Studio album by Kayah
- Released: 5 November 2013
- Recorded: March–August 2013
- Genre: World
- Length: 1:01:36
- Language: Polish; Hebrew; Ladino; Yiddish; Arabic; Macedonian; Romani;
- Label: Kayax
- Producer: Atanas Valkov

Kayah chronology
| Panienki z temperamentem (2010) | Transoriental Orchestra (2013) | Gdy pada śnieg (2016) |

= Transoriental Orchestra =

Transoriental Orchestra is a studio album by Polish singer Kayah, released in 2013 by Kayax.

Professional ratings
Review scores
| Source | Rating |
| Europopmusic |  |

== Background ==
The album was inspired by Kayah's performance at the 9th Festival of Jewish Culture in Warsaw in 2012, during which she presented traditional Sephardi and Ashkenazi Jewish songs from different regions of Europe and the Middle East, performed in a range of languages. She collaborated with Bulgarian composer Atanas Valkov and various musicians of Polish, Ukrainian and Persian origins, with whom she went on to record the songs for an album. It was released on Kayah's birthday in 2013. Disc 2 includes first three songs recorded with Polish lyrics written by Kayah, a remix of "El Eliyahu", and "Kicy bidy i bokha", de facto not a Jewish song, which promoted the film Papusza. The album was supported by the songs "Rebeka", serviced to Polish radio as a single, and "Kondja Mia, Kondja Mia", accompanied by a music video filmed in Tel Aviv. Kayah went on to tour the material in Poland, Israel and Spain, among others.

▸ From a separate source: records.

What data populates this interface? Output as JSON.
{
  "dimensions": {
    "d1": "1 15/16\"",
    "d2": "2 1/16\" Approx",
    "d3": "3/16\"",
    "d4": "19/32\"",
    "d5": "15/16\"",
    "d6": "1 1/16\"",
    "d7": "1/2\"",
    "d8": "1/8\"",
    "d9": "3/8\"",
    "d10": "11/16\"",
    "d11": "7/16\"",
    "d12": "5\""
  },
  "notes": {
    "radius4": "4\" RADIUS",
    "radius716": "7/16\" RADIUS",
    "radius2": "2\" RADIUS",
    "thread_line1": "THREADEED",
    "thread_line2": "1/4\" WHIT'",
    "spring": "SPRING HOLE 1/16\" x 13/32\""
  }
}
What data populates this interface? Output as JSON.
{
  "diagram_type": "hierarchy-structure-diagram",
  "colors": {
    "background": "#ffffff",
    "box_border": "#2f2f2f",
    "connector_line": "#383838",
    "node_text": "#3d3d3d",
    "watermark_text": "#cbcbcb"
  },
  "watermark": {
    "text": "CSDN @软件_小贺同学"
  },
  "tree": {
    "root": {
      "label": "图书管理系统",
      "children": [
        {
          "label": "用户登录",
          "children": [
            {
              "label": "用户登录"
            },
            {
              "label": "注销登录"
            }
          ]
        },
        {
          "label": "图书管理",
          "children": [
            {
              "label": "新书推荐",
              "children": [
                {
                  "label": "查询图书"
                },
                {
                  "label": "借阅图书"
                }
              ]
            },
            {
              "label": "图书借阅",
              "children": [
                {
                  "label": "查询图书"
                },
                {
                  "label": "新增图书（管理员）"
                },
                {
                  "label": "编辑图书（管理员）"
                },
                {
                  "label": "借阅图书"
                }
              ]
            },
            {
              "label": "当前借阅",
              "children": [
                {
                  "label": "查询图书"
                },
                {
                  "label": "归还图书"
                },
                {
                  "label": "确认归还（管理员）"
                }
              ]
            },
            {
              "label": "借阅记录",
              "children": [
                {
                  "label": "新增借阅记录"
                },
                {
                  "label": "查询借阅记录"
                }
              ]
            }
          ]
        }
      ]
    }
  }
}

Transoriental Orchestra received favourable reviews and was nominated to the Fryderyk award for the Album of the Year. In 2014, it was certified platinum in Poland for selling over 30,000 copies.

== Track listing ==
CD 1
1. "Kondja Mia, Kondja Mia" – 3:19
2. "Aman Minush" – 4:47
3. "De Edad de Kinze Anyos" – 5:10
4. "Lamma Bada" – 3:39
5. "Hava Nagila" – 2:27
6. "El Eliyahu" – 3:37
7. "Transoriental" – 3:15
8. "Ajde Jano" – 5:17
9. "Rebeka" – 4:42
10. "Jidisze Mame" – 3:48
11. "Warszawo ma" – 2:04

CD 2
1. "Muszlo moja" – 3:19
2. "Nie ma mnie już i cóż" – 4:44
3. "Nie ma dat" – 5:09
4. "El Eliyahu" (Remix) – 3:34
5. "Kicy bidy i bokha" – 2:52

== Charts ==

| Chart (2013) | Peak position |
|---|---|
| Polish Albums (ZPAV) | 47 |

== Certifications ==

| Region | Certification | Certified units/sales |
| Poland (ZPAV) | Platinum | 30,000^{*} |
^{*} Sales figures based on certification alone.